When he returned to London, Darcy took Georgiana to call upon Elizabeth at the Gardiners' home and Colonel Fitzwilliam accompanied him. Mr. Bingley was there, calling on Jane, and Colonel Fitzwilliam saw confirmation of Darcy's previous information of their attachment. When the engagement of Darcy and Elizabeth was announced that evening, Mr. Bingley was very surprised, and his glance at Colonel Fitzwilliam revealed where his speculations had directed him. Later, Elizabeth and Darcy privately expressed their mutual amusement of such a circumstance to one another.

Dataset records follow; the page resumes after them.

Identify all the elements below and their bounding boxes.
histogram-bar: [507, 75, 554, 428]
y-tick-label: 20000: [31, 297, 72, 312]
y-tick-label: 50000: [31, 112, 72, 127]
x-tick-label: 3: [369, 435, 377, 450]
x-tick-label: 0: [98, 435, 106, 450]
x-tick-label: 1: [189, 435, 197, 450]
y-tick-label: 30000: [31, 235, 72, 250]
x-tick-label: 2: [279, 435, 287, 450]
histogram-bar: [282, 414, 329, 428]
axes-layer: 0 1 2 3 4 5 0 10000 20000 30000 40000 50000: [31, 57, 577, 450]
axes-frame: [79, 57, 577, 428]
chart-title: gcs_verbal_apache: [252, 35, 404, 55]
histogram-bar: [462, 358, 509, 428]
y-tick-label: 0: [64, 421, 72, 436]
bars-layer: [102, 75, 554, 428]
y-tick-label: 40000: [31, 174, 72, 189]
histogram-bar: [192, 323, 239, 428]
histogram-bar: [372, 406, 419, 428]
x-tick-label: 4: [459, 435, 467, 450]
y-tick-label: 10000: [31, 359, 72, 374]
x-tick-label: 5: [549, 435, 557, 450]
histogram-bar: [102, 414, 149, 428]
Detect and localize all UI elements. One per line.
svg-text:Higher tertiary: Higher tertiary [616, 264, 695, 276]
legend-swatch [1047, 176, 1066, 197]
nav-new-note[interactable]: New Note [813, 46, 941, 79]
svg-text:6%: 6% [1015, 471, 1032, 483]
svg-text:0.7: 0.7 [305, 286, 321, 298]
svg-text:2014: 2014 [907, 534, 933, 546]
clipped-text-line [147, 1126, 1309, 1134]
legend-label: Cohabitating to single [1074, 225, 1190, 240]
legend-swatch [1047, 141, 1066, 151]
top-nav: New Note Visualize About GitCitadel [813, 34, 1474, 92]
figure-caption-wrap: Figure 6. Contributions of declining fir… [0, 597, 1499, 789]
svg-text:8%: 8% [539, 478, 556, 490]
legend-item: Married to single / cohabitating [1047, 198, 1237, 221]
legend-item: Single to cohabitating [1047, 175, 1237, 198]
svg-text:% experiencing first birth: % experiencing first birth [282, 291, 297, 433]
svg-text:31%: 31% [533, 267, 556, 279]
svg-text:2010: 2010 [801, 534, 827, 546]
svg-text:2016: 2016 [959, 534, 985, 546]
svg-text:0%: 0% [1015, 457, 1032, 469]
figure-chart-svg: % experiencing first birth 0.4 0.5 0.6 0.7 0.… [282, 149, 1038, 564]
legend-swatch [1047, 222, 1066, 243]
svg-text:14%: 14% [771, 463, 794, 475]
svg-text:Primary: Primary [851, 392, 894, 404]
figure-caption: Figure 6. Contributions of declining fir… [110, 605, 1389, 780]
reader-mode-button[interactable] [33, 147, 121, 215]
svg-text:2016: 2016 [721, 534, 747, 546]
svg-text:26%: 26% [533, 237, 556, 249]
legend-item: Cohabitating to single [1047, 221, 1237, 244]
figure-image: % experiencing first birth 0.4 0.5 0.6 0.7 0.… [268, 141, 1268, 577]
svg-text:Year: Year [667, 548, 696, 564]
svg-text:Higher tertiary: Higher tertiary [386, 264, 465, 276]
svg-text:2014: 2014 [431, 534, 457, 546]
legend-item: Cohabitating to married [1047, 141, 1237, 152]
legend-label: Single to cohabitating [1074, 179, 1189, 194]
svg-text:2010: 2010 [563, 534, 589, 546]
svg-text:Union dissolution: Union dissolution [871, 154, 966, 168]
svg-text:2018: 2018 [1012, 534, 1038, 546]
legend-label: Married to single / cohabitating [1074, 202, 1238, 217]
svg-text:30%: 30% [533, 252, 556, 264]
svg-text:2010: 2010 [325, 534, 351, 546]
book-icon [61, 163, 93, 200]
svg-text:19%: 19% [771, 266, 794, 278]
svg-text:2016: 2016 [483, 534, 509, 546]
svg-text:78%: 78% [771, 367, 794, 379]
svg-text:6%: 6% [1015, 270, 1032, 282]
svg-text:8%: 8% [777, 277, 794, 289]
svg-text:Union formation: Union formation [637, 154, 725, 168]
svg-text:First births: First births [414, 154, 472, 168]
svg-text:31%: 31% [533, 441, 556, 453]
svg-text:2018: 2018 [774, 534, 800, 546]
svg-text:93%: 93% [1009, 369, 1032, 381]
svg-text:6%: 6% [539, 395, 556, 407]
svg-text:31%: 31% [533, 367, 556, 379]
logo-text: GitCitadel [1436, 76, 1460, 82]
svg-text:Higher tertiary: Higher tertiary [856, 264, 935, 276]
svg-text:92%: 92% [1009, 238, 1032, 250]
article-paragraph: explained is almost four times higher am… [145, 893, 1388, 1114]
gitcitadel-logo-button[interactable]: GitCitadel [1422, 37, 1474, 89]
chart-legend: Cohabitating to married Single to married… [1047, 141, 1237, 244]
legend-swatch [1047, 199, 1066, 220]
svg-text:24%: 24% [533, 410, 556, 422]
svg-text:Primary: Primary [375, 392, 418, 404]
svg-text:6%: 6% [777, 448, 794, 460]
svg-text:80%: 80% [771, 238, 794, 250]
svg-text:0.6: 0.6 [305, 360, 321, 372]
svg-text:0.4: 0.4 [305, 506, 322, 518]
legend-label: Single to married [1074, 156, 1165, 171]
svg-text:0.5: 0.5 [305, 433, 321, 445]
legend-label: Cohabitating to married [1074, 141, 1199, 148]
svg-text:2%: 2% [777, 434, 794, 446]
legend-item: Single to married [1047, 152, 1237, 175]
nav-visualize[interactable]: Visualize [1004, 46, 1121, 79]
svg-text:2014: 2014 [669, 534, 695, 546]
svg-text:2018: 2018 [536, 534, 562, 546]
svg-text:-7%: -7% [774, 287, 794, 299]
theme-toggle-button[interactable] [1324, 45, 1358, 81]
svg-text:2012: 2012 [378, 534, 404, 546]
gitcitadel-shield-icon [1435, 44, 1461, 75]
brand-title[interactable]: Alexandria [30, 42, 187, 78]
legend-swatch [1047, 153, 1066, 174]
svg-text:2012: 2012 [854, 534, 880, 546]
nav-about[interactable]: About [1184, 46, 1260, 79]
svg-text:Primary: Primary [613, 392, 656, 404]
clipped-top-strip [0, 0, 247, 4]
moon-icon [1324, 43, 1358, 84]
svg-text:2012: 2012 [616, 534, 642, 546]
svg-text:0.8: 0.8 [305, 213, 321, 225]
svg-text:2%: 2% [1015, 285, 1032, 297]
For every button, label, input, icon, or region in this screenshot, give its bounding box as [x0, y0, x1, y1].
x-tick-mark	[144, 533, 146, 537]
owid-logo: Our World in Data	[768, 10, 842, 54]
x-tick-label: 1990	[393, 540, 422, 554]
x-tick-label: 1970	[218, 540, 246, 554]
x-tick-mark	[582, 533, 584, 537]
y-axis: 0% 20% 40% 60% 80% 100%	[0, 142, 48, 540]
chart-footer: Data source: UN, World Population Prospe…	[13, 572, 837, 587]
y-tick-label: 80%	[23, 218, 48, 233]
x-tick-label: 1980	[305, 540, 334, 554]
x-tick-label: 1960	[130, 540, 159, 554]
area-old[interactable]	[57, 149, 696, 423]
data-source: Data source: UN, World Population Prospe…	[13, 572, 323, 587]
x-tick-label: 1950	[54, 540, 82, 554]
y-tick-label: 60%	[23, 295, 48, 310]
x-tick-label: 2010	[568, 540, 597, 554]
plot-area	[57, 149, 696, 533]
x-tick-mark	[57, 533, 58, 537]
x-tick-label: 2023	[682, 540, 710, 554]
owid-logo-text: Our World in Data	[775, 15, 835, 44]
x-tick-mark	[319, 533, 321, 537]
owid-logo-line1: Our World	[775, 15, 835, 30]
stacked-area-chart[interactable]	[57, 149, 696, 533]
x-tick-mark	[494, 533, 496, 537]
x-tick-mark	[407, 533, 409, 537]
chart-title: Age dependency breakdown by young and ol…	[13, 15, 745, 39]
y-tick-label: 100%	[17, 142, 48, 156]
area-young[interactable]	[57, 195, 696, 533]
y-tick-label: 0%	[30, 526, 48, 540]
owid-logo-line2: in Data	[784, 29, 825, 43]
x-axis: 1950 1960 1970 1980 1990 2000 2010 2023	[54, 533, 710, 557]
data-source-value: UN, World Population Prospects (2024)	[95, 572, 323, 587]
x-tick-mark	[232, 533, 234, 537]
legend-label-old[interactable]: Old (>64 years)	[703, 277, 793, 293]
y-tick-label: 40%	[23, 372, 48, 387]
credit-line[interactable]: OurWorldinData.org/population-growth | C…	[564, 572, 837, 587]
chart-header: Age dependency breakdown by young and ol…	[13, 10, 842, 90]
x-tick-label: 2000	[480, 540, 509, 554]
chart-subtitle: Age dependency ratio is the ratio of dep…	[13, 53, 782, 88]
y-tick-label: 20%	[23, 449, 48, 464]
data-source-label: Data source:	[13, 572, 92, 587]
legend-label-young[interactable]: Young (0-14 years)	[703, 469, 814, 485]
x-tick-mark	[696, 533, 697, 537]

Elizabeth and Jane returned home to Longbourn during the first week in May, where the former was greeted with excessive excitement from her mother and much more subdued expressions of hope for her future happiness from her father. Elizabeth spoke to him seriously and dispelled his doubts about the prudence of her choice.
Mr. Bingley and Mr. Darcy had returned to Netherfield at the same time, and the former was engaged to Jane within a month. The marriages took place on a clear, pleasant day in mid-August bringing every happiness to Mrs. Bennet's maternal feelings, and a mixture of pleasure and sadness to her husband. The two couples themselves lived out their days contentedly. The Bingleys remained at Netherfield only a year and then purchased an estate in Derbyshire less than thirty miles from Pemberley. For her part, Elizabeth was delighted with her new home, which was where Georgiana resided after their wedding as well. The two ladies came to love one another as true sisters in answer to Darcy's hopes. Kitty and Lydia made frequent visits to the homes of their sisters, but never together. They improved so much when apart from one another and under the influence of conscientious guardians, that they both earned the pride of their father by their improved manners, and the joy of their mother, by marrying well. Mary remained at home and eventually married a young man from Meryton. Colonel Fitzwilliam was a frequent visitor at Pemberley and was ever sensible of the warmest gratitude towards himself from the Darcys who considered his actions in response to Darcy's unfortunate injury as the means of uniting them.